Housing associations say change to benefit rules means tenants cannot afford to rent three-bed maisonettes
Three-bedroom homes are being condemned to demolition by housing associations because the coalition’s bedroom tax has made them too expensive for tenants to live in, the Observer can reveal.
Despite a national property shortage, providers of affordable homes are unable to find people who can meet the cost of living in a home with an extra bedroom and are, in some cases, planning demolitions. In Liverpool, one housing provider, Magenta Living, has admitted that “with changes to welfare benefits there is very little prospect of letting upper three-bedroom maisonettes in the current climate”.
In a letter to Alison McGovern, the Labour MP for Wirral South, Magenta says one such block of flats will be “emptied with a view to subsequent demolition” because of the inability to let them out, sell them or keep up with the costs of keeping them unlived in.
Coast and Country Housing, a housing association in north-east England that has 10,190 homes, has also reported a huge increase in the number of empty homes and announced that demolitions are now feasible.
Wigan and Leigh Housing, which manages 22,576 homes on behalf of Wigan council in Greater Manchester, concurred that demolishing their unlettable larger properties may prove to be the most cost-effective step. The development will raise the temperature in a Commons debate on Tuesday in which Labour intends to vote in favour of the bedroom tax being immediately repealed.

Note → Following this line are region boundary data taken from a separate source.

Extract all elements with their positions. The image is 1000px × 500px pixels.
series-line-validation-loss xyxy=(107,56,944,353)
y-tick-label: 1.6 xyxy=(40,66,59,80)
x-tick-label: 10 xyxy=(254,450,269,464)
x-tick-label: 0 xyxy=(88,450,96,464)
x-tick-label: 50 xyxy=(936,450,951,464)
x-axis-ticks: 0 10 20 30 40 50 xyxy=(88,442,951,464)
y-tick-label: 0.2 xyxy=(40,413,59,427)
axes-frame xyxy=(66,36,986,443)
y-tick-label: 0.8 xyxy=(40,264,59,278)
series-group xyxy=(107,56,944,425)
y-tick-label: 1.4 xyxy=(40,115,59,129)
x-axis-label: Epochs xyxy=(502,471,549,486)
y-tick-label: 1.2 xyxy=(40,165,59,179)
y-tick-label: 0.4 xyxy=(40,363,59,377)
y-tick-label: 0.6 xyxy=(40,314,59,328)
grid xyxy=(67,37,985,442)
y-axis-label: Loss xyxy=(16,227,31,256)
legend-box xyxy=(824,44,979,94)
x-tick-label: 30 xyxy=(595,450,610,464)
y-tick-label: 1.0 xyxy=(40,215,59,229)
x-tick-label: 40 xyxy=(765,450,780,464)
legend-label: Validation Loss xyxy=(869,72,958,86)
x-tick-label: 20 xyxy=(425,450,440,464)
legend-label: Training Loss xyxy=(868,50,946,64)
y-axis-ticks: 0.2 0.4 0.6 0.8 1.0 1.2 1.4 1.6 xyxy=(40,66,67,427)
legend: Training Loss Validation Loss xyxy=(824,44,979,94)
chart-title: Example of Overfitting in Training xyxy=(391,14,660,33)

A number of senior Liberal Democrats, including one cabinet minister, are also understood to have reservations about the policy.
Under the government’s controversial reform, the amount of housing benefit single people or couples can receive is cut if they are deemed to have a spare bedroom in their council or housing association home. Two children under 16 of the same gender are expected to share a room and two children under 10 are expected to share, regardless of gender.
Ministers say they have made the changes in order to maximise the use of Britain’s affordable housing stock. Figures published last week show that the year-on-year increase in the number of homes has hit its lowest ebb in a decade, with 124,720 more homes, a rate of increase 8% lower than the year before. The number of new homes built was 118,540, down from 128,160 the year before, a rate that does not keep up with population growth.
Research from the Joseph Rowntree Foundation suggests Britain is facing a property shortage of more than a million homes by 2022 unless the rate of housebuilding is dramatically increased.
McGovern said the government’s welfare policy was failing on its own criteria of success: “The rhetoric coming from the government was that the bedroom tax was about cutting down the housing waiting list. But if that is the case why have we got empty homes in the Wirral? It simply hasn’t worked.”
Shadow work and pensions secretary Rachel Reeves said this week’s Commons vote was an opportunity for the Liberal Democrats to show where they stand on the issue: “This incompetent and out of touch government seems oblivious to the perverse and costly consequences of this unjust and unworkable policy. Not only is it hitting 660,000 vulnerable households, including 440,000 disabled people; the costs to the taxpayer are mounting as people are pushed into more expensive private rented accommodation while existing social homes are left vacant.”
A government spokesman said: “The removal of the spare room subsidy is a necessary reform that will return fairness to housing benefit. We’ve been clear that hardworking people should not be subsidising tenants living in properties that are too large for their requirements.
“Consent from the Homes and Communities Agency is required before any social housing provider can dispose of a site on which social housing stood and will ensure that public investment and the needs of tenants are protected.”